La construcción de balsas/depósitos para almacenar agua, para minimizar la sequía estacional. Así como la reutilización de agua residual tratada, en particular de los sistemas de filtrado.

5.2.2. Gestión del Riego

Para desarrollar estrategias de uso eficiente del agua de riego, como el riego deficitario, es necesario conocer la cantidad de agua que se puede reducir sin disminuir el rendimiento y la calidad de los cultivos. Esto depende, entre otros factores, de las fases de desarrollo del cultivo.

Para utilizar estas técnicas, es imprescindible conocer los períodos más y menos sensibles del cultivo al déficit hídrico y su impacto sobre la producción final y la calidad. Actualmente, estas etapas más sensibles al déficit hídrico son conocidas para la mayoría de los cultivos. Las técnicas de riego deficitario se aplican principalmente en cultivos leñosos. Como apoyo a la implementación de riegos deficitarios, puede consultarse el documento de la FAO 66 sobre la variación del rendimiento de los cultivos en función del agua disponible, como introducción a esta temática.
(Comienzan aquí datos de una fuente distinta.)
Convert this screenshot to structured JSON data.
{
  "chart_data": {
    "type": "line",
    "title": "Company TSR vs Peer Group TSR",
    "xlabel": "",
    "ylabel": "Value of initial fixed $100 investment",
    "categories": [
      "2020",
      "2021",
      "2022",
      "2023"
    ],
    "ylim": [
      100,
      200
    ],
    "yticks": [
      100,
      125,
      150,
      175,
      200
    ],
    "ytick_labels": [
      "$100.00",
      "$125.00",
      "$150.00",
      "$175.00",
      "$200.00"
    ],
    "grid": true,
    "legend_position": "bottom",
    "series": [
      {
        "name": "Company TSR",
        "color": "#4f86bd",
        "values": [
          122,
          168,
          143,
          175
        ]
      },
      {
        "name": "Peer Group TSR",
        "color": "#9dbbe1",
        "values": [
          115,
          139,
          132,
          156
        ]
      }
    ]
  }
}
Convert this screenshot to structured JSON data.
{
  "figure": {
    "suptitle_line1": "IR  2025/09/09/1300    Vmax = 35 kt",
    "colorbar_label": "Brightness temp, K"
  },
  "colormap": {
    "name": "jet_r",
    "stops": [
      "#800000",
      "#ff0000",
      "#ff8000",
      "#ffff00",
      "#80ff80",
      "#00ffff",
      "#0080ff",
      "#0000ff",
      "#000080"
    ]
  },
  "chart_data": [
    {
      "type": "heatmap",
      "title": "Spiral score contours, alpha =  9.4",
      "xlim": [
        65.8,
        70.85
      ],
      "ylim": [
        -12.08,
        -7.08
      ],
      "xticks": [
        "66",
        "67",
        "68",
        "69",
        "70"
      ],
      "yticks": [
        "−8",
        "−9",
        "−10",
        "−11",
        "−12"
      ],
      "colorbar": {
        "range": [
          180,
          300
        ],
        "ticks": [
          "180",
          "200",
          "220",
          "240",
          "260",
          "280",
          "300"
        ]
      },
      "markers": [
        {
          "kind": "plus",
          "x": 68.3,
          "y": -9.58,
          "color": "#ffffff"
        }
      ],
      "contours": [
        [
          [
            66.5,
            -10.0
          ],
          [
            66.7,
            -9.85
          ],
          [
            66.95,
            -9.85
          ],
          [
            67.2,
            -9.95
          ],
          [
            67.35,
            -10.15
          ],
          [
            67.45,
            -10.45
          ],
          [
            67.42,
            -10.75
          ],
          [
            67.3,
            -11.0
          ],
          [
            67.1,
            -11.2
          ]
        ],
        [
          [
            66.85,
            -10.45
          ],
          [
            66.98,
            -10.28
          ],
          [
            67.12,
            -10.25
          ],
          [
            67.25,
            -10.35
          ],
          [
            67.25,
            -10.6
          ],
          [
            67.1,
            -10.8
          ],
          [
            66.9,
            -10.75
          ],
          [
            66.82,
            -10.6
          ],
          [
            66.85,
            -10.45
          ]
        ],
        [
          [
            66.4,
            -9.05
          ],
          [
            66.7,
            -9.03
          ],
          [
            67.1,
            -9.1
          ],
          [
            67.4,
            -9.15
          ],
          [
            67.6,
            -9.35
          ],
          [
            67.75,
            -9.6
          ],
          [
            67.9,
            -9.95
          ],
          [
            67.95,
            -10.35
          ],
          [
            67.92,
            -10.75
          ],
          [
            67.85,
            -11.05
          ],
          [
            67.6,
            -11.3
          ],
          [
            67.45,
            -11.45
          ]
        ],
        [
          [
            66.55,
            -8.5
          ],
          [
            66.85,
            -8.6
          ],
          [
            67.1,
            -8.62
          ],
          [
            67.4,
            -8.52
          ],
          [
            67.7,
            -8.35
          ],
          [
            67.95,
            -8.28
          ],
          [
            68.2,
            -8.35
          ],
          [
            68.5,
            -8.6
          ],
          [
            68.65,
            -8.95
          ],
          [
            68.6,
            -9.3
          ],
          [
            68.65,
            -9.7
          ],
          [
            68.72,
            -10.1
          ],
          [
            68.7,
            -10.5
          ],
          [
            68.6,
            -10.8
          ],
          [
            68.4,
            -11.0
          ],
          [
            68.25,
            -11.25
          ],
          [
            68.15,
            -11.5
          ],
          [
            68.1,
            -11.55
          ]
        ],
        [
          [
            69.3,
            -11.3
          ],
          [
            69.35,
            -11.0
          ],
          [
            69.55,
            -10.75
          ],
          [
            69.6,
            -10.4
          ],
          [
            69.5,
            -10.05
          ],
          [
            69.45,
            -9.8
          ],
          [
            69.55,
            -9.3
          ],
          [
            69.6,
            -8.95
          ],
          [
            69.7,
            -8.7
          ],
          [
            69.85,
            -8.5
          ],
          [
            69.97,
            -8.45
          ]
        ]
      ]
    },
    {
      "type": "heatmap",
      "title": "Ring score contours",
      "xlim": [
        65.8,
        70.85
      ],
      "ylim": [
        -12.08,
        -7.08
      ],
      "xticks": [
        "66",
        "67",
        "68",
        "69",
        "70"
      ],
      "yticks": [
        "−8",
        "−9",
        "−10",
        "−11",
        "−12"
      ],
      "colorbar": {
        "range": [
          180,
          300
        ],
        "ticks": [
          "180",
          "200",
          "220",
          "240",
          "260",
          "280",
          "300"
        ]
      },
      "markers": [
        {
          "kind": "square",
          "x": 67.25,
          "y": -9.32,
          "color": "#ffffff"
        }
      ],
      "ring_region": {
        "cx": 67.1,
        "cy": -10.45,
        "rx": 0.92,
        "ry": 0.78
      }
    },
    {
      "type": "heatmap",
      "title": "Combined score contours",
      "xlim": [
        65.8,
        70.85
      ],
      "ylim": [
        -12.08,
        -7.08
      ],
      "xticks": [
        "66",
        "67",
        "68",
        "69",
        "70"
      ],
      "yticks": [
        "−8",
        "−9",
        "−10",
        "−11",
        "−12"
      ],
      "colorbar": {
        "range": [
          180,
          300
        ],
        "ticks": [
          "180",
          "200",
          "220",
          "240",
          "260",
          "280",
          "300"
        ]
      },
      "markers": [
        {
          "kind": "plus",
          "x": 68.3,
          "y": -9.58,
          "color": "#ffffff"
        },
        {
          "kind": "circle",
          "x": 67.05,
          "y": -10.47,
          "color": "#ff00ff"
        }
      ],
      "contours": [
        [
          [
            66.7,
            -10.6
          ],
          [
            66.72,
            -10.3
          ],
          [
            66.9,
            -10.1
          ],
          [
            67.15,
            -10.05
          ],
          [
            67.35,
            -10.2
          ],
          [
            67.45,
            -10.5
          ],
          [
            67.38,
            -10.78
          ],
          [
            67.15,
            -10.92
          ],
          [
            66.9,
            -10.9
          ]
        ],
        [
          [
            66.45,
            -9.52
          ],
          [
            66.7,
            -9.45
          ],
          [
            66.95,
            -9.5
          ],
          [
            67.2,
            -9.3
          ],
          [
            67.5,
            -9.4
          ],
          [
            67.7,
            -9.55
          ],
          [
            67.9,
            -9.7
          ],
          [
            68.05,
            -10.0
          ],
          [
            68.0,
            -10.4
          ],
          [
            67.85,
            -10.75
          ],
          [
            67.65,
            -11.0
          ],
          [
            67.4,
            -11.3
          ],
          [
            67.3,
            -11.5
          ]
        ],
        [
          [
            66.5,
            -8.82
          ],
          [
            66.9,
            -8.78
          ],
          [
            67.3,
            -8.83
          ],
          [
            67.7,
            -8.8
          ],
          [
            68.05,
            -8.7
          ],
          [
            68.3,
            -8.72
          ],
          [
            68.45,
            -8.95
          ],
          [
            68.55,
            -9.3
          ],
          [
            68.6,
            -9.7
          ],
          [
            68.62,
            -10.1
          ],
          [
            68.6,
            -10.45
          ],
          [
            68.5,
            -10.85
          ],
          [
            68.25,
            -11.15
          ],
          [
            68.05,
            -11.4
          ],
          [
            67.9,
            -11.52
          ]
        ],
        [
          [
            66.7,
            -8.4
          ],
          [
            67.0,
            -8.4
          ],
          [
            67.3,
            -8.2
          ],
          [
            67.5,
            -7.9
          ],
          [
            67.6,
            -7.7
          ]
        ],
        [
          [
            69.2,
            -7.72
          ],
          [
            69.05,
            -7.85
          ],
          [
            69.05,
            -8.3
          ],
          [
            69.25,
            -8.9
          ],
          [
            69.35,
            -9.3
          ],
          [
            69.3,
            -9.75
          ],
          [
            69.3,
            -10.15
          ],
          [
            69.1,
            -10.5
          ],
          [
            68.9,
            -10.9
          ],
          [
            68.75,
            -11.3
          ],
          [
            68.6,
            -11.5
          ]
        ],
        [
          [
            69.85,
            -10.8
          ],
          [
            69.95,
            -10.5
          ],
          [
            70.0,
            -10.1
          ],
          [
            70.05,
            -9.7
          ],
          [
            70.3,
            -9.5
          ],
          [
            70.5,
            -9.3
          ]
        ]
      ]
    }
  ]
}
Existen diferentes técnicas de riego deficitario:

  • a) Riego deficitario controlado: consiste en reducir la dotación de agua únicamente en las fases del cultivo menos sensibles a la falta de agua, sin comprometer el rendimiento (tanto en cantidad como en calidad), es decir, sin poner en riesgo la viabilidad de la explotación.
  • b) Riego deficitario sostenido: se basa en una reducción proporcional al consumo óptimo de agua por el cultivo, distribuida de forma constante a lo largo de la época de riego.
  • c) Riego parcial de la zona radicular (Partial Root Drying): se basa en la alternancia de las zonas de suelo húmedo. Mientras una parte de las raíces está en la zona húmeda, la otra parte permanece en la zona seca. Cada 2-3 semanas, la zona húmeda se alterna con la seca. Las técnicas de riego deficitario pueden ser muy interesantes y dar buen resultado en muchos casos. Su eficacia depende del sistema de riego, del tipo de suelo y de la adaptabilidad del cultivo. En la región del Alentejo, esta práctica tiene poca expresión en la adhesión por parte de los regantes.
5.2.3. Aspectos agronómicos

A nivel de la parcela, las principales prácticas agronómicas destinadas a mejorar la eficiencia de la utilización del agua de riego son:

a) Gestión del suelo: Mejorar la capacidad de retención de agua del suelo mediante la incorporación de materia orgánica (compost y estiércol) y la movilización mínima facilita la infiltración del agua y aumenta la capacidad de retención de agua del suelo. La utilización de plantas de cubierta y cubierta muerta (mulching) ayuda a reducir tanto la evaporación directa del agua del suelo como la erosión y la formación de costras superficiales, facilitando así la infiltración.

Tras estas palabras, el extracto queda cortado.